The defectors interviewed by Human Rights Watch said that security forces detained them for relatively short terms in detention centers on their base or in nearby detention facilities. According to witnesses other defectors were sent to the notorious Tadmor military prison in Homs governorate.
A prison guard from Tadmor told Human Rights Watch that by the time he defected in August the prison housed about 2,500 prisoners. While the prisoners initially included only military personnel, the prison started receiving a growing number of detained protesters and defectors after protests erupted in March. He told Human Rights Watch that security forces there beat and tortured all prisoners, but gave defectors particularly harsh treatment.
One defector said that security forces arrested a close relative to force him to return to his unit.
Virtually all defectors interviewed by Human Rights Watch said that they were convinced that officers or intelligence agents would kill them if they refused to follow orders. In standard operations to suppress protests, they said that conscript soldiers from the army or intelligence agencies lined up in front, while officers and intelligence agents stayed behind, giving orders and making sure that they followed orders.

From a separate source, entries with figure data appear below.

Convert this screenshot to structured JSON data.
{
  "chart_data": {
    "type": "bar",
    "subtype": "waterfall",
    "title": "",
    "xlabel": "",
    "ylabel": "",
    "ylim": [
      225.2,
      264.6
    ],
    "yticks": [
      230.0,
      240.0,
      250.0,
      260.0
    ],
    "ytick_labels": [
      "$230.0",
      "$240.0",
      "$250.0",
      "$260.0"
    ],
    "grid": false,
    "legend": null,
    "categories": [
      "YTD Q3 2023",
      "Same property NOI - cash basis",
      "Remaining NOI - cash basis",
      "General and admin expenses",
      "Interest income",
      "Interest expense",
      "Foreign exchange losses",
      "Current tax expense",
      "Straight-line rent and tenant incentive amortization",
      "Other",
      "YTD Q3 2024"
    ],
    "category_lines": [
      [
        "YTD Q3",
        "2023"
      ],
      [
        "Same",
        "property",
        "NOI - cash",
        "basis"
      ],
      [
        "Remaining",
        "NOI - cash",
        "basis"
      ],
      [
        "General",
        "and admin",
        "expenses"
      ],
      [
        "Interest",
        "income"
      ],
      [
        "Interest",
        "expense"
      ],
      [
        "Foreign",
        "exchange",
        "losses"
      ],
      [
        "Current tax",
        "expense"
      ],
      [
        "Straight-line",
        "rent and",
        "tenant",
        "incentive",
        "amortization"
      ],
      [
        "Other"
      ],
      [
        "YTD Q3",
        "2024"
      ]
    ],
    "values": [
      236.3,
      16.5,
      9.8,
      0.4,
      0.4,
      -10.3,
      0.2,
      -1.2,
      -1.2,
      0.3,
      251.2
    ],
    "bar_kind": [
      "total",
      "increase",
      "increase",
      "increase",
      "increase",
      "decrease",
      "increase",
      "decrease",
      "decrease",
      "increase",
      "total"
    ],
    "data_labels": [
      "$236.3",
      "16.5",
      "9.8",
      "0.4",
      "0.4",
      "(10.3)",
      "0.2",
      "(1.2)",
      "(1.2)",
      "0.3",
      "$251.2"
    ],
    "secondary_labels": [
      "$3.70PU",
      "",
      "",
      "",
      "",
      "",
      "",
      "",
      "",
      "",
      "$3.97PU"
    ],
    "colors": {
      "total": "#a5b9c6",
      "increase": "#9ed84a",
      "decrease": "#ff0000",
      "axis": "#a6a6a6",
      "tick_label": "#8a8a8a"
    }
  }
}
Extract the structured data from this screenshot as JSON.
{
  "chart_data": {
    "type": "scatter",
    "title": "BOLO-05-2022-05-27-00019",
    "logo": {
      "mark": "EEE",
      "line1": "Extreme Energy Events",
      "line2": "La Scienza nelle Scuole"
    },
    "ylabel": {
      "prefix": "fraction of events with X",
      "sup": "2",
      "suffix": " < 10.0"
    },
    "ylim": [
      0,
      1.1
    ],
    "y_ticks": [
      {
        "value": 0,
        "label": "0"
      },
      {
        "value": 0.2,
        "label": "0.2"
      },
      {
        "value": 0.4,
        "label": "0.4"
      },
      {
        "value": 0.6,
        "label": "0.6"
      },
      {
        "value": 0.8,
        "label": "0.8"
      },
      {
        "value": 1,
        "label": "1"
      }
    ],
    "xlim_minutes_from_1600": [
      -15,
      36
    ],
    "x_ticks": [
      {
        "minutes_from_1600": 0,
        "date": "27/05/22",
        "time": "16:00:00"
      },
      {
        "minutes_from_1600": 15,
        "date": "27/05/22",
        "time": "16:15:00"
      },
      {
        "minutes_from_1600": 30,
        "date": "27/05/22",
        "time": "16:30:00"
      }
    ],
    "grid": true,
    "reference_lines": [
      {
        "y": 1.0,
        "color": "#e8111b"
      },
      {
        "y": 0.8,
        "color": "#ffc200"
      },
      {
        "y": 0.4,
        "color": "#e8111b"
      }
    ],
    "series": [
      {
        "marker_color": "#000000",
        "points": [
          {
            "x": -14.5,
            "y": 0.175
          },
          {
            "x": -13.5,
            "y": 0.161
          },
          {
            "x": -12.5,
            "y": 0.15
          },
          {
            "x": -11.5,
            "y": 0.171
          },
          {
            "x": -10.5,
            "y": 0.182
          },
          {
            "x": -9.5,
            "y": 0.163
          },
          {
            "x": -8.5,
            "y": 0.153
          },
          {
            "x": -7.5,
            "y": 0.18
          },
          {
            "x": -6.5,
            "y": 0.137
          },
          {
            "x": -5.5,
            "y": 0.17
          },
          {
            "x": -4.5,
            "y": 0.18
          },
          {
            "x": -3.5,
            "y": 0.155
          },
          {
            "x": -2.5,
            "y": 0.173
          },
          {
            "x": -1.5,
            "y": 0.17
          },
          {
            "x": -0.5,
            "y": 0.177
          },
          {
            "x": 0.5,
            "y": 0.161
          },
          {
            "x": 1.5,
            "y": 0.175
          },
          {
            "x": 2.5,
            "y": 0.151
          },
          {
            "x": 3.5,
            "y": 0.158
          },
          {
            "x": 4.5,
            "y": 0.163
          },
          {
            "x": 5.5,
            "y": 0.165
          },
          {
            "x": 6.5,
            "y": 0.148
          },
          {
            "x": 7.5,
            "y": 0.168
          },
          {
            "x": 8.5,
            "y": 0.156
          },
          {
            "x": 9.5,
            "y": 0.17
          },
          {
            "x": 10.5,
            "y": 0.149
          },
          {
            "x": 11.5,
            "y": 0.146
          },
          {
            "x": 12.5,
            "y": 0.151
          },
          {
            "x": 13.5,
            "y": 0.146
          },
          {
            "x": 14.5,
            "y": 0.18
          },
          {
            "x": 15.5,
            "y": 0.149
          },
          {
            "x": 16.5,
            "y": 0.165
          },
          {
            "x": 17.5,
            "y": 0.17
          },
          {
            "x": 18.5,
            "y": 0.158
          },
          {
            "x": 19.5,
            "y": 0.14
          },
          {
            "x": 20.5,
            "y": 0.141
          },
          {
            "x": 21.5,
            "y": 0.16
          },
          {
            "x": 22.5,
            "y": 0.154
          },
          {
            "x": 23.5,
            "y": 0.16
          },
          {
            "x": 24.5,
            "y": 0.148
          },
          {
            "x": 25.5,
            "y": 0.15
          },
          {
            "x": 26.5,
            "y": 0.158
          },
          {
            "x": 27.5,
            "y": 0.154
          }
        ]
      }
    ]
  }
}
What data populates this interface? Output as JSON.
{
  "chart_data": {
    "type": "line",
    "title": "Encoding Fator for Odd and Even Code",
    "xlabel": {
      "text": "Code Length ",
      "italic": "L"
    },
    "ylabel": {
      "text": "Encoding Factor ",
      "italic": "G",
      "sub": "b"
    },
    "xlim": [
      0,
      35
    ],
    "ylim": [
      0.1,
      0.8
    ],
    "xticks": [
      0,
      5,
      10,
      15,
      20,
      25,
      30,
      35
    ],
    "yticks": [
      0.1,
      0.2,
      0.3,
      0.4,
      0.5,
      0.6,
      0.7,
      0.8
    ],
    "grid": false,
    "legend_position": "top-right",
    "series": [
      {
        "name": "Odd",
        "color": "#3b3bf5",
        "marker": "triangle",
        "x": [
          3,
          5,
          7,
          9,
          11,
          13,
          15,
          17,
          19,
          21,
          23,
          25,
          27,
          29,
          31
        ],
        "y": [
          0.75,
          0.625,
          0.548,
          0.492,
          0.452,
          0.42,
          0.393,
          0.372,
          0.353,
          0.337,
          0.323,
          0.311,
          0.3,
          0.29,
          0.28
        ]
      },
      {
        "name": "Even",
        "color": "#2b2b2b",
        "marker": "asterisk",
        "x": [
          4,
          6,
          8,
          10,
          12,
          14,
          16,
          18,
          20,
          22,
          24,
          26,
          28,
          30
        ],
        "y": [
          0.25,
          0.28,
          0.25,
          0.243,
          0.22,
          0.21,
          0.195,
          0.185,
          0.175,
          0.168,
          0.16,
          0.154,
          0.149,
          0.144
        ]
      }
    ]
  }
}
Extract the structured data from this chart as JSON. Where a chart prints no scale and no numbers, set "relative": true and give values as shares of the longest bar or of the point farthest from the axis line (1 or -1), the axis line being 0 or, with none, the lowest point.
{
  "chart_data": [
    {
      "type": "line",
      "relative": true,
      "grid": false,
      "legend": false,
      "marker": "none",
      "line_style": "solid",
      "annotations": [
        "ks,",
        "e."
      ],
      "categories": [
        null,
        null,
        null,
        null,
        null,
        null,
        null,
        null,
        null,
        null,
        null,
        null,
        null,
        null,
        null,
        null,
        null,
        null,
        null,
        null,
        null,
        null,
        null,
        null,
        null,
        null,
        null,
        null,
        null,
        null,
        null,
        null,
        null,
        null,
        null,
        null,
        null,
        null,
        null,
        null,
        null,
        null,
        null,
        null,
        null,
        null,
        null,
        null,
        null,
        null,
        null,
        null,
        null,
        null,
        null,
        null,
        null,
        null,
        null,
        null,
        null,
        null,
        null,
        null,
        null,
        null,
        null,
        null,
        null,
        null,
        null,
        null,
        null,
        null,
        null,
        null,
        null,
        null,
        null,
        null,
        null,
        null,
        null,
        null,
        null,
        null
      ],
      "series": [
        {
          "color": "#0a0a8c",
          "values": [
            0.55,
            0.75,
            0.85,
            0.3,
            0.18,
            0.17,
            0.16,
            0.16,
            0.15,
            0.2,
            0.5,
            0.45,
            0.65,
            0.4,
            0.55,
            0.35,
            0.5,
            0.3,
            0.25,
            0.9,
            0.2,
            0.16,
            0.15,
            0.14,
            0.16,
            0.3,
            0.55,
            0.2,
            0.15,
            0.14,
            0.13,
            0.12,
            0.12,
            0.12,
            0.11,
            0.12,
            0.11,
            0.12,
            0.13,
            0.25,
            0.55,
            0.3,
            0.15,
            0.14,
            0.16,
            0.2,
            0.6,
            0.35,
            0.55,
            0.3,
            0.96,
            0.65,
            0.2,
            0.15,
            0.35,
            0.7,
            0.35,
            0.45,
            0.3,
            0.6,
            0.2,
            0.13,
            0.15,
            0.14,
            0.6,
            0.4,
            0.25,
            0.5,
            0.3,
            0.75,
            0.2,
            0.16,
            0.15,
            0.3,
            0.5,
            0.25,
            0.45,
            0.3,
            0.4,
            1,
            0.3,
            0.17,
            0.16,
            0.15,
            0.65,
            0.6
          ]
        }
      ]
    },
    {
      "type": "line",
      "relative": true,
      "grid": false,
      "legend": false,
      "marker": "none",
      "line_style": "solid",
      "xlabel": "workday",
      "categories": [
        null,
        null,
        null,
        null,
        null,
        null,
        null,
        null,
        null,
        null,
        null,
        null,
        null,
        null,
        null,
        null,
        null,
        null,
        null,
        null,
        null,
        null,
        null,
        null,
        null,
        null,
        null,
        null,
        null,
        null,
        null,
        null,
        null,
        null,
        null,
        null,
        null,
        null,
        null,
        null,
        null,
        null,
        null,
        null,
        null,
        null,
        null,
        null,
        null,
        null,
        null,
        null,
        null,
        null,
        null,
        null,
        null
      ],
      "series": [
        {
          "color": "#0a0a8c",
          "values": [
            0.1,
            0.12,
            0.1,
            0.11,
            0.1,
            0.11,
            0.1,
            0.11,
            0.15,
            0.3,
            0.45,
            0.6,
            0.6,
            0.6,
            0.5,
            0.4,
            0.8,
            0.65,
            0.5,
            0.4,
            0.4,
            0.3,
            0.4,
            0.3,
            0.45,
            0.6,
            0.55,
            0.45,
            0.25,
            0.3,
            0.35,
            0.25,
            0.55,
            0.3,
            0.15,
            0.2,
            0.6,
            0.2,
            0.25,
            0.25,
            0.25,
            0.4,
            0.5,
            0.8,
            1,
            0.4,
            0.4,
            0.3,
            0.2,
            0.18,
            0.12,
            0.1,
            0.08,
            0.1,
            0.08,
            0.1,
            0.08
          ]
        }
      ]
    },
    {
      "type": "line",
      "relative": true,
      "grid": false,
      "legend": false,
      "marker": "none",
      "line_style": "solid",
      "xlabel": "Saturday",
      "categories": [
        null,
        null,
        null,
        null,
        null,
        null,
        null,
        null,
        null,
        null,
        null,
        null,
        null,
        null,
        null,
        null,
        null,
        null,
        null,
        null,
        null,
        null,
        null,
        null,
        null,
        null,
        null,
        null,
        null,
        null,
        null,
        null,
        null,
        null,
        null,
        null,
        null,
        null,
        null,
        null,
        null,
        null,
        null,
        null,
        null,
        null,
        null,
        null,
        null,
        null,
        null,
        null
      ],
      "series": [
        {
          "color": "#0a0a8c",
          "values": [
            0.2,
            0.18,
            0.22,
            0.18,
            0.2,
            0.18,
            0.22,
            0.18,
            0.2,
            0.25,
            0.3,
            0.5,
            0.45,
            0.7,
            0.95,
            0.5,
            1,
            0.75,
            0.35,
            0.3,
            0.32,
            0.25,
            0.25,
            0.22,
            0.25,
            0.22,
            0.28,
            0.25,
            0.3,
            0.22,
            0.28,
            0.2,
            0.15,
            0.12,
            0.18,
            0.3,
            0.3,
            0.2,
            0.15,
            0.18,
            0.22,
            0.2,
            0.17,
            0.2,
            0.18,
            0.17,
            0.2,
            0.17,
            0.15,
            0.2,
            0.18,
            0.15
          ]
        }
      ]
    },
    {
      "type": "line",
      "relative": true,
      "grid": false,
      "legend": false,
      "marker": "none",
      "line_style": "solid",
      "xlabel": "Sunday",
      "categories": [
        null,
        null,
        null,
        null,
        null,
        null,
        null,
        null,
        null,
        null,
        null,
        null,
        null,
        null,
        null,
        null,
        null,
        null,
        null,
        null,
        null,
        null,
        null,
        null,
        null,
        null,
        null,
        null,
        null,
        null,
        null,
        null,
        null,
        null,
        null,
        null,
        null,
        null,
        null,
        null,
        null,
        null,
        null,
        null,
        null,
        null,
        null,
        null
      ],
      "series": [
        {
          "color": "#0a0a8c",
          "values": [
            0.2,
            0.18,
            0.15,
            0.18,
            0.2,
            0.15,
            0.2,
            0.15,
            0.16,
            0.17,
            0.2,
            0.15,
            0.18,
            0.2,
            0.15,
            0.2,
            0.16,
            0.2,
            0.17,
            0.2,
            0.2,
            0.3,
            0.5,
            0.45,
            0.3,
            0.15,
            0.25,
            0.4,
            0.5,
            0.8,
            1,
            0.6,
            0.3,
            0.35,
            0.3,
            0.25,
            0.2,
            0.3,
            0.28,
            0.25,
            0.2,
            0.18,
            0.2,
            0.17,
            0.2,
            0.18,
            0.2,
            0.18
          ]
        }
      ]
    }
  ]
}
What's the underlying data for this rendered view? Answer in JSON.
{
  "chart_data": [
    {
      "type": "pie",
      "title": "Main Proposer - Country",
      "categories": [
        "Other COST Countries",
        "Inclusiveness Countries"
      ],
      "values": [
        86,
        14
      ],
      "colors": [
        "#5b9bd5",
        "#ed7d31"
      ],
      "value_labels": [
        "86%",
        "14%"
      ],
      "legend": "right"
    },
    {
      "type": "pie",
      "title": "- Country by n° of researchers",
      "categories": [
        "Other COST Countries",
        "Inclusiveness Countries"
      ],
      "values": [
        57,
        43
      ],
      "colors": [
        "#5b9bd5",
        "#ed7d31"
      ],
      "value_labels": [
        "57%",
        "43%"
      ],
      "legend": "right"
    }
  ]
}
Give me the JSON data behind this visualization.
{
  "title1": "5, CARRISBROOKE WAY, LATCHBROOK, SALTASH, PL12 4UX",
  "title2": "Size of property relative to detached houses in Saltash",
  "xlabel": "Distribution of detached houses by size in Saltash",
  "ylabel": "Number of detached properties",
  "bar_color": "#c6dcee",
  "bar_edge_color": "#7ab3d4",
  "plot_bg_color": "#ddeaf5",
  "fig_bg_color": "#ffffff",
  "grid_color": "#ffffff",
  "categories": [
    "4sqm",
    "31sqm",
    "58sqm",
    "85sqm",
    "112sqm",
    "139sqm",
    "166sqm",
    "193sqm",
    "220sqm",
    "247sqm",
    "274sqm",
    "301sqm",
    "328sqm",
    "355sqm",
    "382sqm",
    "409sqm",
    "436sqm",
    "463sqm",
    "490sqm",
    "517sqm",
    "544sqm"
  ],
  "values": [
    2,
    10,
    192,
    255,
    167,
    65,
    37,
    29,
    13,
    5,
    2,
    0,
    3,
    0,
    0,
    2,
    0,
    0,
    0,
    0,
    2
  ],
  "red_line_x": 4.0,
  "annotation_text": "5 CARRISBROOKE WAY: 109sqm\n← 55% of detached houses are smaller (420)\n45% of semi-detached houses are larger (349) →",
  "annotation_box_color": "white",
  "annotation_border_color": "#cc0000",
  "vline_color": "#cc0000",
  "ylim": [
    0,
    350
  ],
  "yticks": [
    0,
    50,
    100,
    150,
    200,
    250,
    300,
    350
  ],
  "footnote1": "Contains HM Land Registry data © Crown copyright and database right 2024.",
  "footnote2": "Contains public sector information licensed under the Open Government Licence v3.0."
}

On several occasions, officers and intelligence agents explicitly threatened to kill soldiers if they did not follow orders.
Most of the defectors said that they tried to evade orders by aiming at protesters’ feet, or firing in the air, but in some cases felt that they had to shoot at the protesters or commit other abuses because they thought that they would themselves be killed otherwise. A few took up arms against intelligence agents and officers who ordered the killings, and many said they defected when they realized that their commanders were ordering them to shoot at unarmed protesters as opposed to the “armed gangs” that they had been told to expect.
The Syrian government’s response to credible accusations of human rights violations has been inadequate and has fostered a climate of impunity, including for unlawful killings, torture, enforced disappearance, and arbitrary detention. Human Rights Watch is not aware of any public information about specific investigations or prosecutions related to violations described in this report.
While many states have condemned Syria’s use of violence and some have followed those words with actions aimed at pushing the Syrian government to change course, the international community has been slow to take collective action.
Considering the evidence that crimes against humanity have been committed in Syria, the pervasive climate of impunity for security forces and pro-government militias, and the grave nature of many of their abuses, Human Rights Watch calls on the United Nations Security Council to refer the situation in Syria to the International Criminal Court—the forum most capable of effectively investigating and prosecuting those bearing the greatest responsibility for the crimes committed and offering accountability to the Syrian people. The Security Council should also require states to suspend all military sales and assistance to the Syrian government and adopt targeted sanctions on officials credibly implicated in the ongoing grave, widespread, and systematic violations of international human rights law. Human Rights Watch also calls on all states, in accordance with their national laws, to bring to justice under the principle of universal jurisdiction those who have committed crimes against humanity.